Qualcomm Atheros president Craig Barratt said that it will be one or two years before consumers see routers supporting 802.11ac.
ZoomCraig Barratt, president of Qualcomm Atheros, recently statedthat Wi-Fi gigabit speeds within the home (via 802.11ac) is just one or two years away from becoming reality. He made this revelation during an interview at GigaOM's Mobilize conference on Tuesday as he explained how Wi-Fi technology will soon get better and faster.
As reported earlier, 802.11ac is the next step past 802.11n in the Wi-Fi ladder. It will be fully backward compatible with all previous generations of Wi-Fi, and in the 2.4 GHz spectrum, it will be identical to 802.11n. The major innovation with 802.11ac will be that in the 5 GHz band, the spec will offer "substantially" higher throughput. That said, users will see gigabit speeds using the 5 GHz band.

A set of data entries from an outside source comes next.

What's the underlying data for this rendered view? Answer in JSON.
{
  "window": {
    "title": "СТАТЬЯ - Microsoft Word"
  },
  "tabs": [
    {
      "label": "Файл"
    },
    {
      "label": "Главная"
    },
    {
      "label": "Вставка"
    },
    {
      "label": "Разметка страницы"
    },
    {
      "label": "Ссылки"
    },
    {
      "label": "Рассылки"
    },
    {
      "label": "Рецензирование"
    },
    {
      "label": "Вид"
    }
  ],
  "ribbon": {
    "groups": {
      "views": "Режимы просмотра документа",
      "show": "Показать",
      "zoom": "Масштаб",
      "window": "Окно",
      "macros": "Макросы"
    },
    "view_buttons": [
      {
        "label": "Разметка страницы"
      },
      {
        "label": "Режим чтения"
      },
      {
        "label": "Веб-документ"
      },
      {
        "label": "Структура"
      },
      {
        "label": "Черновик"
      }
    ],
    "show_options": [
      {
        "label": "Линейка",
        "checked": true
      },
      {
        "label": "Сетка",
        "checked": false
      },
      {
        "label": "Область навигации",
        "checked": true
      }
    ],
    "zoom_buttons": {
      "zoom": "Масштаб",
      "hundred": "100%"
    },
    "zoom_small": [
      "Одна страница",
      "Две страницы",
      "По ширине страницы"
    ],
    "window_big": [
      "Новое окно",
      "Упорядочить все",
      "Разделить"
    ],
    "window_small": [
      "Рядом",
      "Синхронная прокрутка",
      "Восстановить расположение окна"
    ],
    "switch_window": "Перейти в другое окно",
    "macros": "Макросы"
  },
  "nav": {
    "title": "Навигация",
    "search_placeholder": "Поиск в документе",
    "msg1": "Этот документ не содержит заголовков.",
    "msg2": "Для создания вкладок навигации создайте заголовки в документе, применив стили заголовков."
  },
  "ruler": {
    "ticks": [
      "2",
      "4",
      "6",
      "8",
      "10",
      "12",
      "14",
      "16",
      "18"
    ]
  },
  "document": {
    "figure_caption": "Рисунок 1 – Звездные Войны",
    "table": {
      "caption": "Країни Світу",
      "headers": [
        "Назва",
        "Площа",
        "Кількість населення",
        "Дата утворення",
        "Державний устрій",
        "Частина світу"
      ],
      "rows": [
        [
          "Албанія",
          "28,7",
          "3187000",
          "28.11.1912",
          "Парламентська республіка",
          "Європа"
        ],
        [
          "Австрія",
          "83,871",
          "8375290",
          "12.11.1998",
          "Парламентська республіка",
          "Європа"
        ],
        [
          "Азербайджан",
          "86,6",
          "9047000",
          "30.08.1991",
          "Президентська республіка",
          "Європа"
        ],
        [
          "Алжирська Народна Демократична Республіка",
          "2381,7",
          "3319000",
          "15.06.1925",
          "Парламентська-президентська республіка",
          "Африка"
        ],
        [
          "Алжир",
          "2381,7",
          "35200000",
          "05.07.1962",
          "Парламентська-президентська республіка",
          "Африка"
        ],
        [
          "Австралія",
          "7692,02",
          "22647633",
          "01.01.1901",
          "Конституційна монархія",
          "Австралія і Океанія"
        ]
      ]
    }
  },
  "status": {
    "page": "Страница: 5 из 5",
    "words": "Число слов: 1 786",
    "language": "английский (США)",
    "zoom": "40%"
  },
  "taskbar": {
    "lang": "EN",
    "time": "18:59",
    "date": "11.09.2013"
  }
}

But as GigaOM points out, most consumers don't have a gigabit connection to the Internet. "We are driving more content around the home," Barratt said. "And actually in many countries, they already enjoy substantially larger broadband connections into the home, so optical networks are being deployed on every increasing scales. And in the next several years, we do expect much higher bandwidth connections into the home as well."
Why we need higher bandwidth connections and faster wireless speeds should be fairly obvious: we're data hogs. We like our games, our movies and our television shows streamed right to our desktops, laptops, tablets, smartphones, consoles and HDTVs. The higher the resolution, the more bandwidth we'll need to satisfy our hunger for multimedia. But much in the way software and hardware drive each other forward, the same applies to multimedia and bandwidth.
Barratt pointed out that consumers also need a strong Wi-Fi network to offload much of that data consumption from cellular networks that typically charge high prices for small allowances of data. But as he states, gigabit speeds on Wi-fi networks -- whether they're at home or at the local Starbucks -- will be one or two years away.
"A lot of work is happening in the standards group right now," he said.
Yet even if 802.11ac will be finalized within a year or two, will most households be ready? Will consumers need that kind of throughput if broadband connections are still piping internet in at up to 15 Mbps? As it stands now, even Wireless N is faster than what most broadband providers are bringing into the home.